Creatively, I also wanted to do the franchise justice by storytelling in a unique way. My video commissioner Enzo Borrelli and I traveled all over the States to make that happen. Whether that was having easter eggs of Vin’s character Dominic Toretto’s infamous cross chain in the video for “Won’t Back Down” or his classic Dodge Charger from the film featured with NLE Choppa in “Angel Pt. 1,” to working closely with Nikki Walsh and Rachel Levy from the Universal Pictures film music team on Vin Diesel’s first-ever cameo in a Fast & Furious music video for J Balvin’s “Toretto,” which was a huge win.

As the release got closer, how did you leverage the interest in the movie to help cross-promote the music?

Not going to lie, Vin has actually been an incredible and instrumental part in getting people excited early about this soundtrack in addition to the movie. We sent him a link to it a few weeks back and he’s been really leaned in ever since. He’s been promoting it on his socials, posting clips and shouting it out which created a lot of initial interest and buzz. He took a speaker to the red carpet at the global premiere in Rome to play a sneak peek of “Angel Pt. 1” while he did his interviews. There couldn’t be a better ambassador for the soundtrack and movie than him.

We have also been doing a lot of things digitally and on the ground to tie the two together. My team — Jessica Kelm, Alexis Warner, Sam Moreland, Jordan Garrett, Kylie Mohrmann, Jesse Wylde, Izzy Elefant and Nicki Miller — have been spending the last few weeks prioritizing short-form content creation on socials from our video shoots and premieres to making really cool edits and various versions of trailers to connect the dots for fans. We also had artists featured on the soundtrack across the globe present at different events and [had them] host their own personal screenings of the film in their respective hometowns.

What is the story surrounding the idea and execution of the “Angel Pt. 1” teaser?
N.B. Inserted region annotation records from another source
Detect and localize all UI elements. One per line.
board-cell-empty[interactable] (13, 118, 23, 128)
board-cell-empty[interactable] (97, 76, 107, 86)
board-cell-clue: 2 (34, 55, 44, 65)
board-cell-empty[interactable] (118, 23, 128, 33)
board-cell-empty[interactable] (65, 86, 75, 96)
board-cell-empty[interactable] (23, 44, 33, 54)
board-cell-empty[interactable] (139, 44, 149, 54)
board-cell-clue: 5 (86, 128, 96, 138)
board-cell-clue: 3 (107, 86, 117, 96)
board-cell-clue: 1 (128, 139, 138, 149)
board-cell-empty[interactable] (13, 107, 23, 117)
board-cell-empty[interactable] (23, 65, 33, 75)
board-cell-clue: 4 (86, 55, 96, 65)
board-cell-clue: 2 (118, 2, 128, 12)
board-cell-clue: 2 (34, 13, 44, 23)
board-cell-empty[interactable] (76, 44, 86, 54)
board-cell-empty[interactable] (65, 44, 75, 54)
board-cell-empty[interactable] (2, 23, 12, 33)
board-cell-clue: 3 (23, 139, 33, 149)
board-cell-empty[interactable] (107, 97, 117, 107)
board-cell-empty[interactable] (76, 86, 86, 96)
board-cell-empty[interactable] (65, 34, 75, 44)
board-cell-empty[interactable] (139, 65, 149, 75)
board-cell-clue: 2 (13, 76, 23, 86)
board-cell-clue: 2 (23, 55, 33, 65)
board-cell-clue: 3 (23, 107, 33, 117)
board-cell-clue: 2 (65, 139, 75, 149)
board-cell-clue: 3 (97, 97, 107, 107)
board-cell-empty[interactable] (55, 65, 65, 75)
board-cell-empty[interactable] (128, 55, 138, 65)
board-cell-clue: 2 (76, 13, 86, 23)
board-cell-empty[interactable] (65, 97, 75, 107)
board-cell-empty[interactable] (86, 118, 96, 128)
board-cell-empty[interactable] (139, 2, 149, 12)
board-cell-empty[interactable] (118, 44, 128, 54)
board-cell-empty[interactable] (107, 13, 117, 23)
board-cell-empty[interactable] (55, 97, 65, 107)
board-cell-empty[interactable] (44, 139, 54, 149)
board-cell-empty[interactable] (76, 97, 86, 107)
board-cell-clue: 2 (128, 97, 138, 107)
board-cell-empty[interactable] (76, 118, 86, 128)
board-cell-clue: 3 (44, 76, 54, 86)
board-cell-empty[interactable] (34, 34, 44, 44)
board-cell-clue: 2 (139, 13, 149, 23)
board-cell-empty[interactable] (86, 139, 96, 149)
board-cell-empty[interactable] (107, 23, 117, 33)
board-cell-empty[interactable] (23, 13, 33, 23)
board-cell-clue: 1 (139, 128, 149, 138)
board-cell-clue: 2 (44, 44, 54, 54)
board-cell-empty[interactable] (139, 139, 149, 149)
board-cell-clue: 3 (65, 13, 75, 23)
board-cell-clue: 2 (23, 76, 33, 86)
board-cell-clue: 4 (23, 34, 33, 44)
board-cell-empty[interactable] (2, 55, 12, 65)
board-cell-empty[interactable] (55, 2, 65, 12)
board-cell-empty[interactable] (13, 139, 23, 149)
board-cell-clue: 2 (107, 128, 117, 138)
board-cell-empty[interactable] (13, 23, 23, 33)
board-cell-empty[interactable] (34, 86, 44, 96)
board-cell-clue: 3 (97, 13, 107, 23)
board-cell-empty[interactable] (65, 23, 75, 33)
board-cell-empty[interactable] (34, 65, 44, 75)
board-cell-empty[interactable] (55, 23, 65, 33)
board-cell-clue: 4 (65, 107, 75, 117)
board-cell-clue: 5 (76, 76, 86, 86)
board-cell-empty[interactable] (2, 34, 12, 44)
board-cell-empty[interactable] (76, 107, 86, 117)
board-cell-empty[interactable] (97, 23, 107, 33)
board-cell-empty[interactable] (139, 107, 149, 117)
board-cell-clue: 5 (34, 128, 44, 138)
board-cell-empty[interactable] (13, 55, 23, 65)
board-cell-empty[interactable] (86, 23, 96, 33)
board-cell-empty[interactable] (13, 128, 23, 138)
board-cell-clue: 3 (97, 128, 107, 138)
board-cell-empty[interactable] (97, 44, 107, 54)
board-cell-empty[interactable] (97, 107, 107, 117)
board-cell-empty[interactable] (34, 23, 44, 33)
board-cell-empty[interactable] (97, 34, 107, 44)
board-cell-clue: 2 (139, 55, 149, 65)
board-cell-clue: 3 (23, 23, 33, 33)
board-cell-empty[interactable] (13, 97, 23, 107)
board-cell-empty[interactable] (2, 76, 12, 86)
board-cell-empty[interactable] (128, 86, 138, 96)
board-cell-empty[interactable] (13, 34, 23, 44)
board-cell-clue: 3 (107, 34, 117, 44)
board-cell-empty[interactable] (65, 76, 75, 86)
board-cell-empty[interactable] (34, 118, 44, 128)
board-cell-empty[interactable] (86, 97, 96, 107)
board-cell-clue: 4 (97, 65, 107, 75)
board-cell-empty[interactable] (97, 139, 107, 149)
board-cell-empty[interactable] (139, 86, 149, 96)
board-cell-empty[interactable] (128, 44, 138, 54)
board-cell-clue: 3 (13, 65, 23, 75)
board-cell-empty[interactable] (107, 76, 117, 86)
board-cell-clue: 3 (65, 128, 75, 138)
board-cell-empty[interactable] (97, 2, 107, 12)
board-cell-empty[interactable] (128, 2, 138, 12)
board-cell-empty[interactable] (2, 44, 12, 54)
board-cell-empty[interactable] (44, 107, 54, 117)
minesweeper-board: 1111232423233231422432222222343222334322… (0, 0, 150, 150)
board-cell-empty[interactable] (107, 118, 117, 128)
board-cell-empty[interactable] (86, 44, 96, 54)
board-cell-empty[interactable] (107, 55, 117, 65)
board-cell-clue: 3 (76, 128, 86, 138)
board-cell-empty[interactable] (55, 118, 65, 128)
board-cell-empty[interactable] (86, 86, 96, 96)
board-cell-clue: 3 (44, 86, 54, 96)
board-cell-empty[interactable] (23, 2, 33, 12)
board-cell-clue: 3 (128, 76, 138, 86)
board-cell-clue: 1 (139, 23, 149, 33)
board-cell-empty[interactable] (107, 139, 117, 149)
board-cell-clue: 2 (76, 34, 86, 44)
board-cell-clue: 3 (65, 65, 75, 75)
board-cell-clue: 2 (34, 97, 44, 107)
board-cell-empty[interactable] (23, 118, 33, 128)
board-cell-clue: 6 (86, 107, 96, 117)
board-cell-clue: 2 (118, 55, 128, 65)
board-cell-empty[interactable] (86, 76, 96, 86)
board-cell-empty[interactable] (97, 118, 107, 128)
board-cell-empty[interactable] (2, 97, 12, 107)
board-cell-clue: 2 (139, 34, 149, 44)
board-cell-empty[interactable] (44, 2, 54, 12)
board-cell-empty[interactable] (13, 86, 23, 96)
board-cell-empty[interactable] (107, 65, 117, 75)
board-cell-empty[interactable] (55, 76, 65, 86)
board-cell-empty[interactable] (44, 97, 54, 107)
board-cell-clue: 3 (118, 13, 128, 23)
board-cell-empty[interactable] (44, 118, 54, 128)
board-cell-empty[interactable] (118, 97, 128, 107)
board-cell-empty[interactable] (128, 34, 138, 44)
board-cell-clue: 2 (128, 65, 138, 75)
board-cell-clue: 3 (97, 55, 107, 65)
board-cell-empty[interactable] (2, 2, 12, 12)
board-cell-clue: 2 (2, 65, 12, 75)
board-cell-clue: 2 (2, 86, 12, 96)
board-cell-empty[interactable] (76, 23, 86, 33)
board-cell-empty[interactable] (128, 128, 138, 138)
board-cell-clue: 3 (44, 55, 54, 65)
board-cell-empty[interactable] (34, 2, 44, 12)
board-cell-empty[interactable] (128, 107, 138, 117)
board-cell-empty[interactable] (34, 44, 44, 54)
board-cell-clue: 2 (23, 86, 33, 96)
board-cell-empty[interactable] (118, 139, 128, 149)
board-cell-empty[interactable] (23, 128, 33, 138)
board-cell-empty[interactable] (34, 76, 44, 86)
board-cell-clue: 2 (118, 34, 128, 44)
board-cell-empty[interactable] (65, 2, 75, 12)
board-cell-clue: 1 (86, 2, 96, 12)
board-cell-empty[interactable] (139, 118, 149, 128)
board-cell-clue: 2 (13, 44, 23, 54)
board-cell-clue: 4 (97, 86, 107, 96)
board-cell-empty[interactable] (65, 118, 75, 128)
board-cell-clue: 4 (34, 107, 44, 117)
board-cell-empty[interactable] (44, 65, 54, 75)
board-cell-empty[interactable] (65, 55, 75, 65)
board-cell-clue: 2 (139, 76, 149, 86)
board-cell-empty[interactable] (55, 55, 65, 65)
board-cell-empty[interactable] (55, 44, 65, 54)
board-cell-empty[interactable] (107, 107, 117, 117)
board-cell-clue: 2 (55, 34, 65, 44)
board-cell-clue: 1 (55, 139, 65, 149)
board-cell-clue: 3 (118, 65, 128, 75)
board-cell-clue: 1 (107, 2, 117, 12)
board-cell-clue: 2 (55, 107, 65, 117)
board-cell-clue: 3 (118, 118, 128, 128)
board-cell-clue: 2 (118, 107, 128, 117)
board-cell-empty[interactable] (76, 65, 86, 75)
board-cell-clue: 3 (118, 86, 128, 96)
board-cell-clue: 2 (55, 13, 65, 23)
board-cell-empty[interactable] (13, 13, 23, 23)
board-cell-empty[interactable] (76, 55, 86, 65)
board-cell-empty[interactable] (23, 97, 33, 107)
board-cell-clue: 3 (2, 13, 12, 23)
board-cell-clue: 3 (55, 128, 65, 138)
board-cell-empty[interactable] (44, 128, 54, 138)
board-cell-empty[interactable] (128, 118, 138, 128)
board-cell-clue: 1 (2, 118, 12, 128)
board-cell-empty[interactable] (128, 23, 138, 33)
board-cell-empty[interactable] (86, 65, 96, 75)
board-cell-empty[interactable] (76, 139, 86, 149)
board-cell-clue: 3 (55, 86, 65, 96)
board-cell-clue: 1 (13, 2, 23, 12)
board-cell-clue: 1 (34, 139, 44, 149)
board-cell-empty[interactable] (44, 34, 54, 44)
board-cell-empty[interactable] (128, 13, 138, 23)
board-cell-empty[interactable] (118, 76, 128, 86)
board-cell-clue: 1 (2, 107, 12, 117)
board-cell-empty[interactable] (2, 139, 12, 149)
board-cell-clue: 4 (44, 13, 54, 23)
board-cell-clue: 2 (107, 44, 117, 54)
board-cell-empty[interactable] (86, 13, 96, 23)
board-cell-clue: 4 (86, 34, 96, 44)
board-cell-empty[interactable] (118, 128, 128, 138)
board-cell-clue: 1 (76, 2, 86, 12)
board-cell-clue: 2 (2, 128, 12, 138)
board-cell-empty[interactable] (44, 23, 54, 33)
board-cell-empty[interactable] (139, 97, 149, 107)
The story of “Angel Pt. 1 (Trailer Version)” really started back in February with a conversation between myself, our president Brian Nolan and CEO Mike Caren about how we could begin to tease “Angel Pt. 1” out to fans to get them familiar with the melody before the song was released. We wanted to try to execute something we hadn’t really seen done before, which was releasing a snippet of a song commercially across DSPs to be playlisted, alongside a movie-styled music video trailer housed on NLE Choppa’s YouTube channel. The idea was to tease fans in a major way, but also create replay value and urgency on a clip we knew highly engaged fans like that of the BTS ARMY would consume at a rapid pace until the full version was released. The trailer on Choppa’s YouTube reached 1 million organic views in less than a week and our original 62-second snippet is currently at 8.2 million streams on Spotify and 42,000 creates on TikTok in the last nine days alone.

What else is in the works to promote this project?

Alexis Warner on my team had the great idea to partner with Twitch streamer Kai Cenat for our tracklist reveal about a week ago, which went amazingly well online, and now he will also be doing a livestream with NLE Choppa from Atlanta today (May 19) to play the entire soundtrack and talk about the film, which will be a real treat for fans. We’ve also got some really awesome collaborations with Mel’s [Drive-In] on Sunset Boulevard in Los Angeles to host a Fast & Furious “Drive Through L.A. and Car Meet Up” at their location on Sunset — where fans can come hear the soundtrack, get custom Fast and Mel’s-branded merch and experience the “FAST X Burger” for the first time ever — as well as a really cool gaming influencer event with GameOver this weekend. We’re beyond excited and looking forward to making this the most successful Fast & Furious soundtrack yet.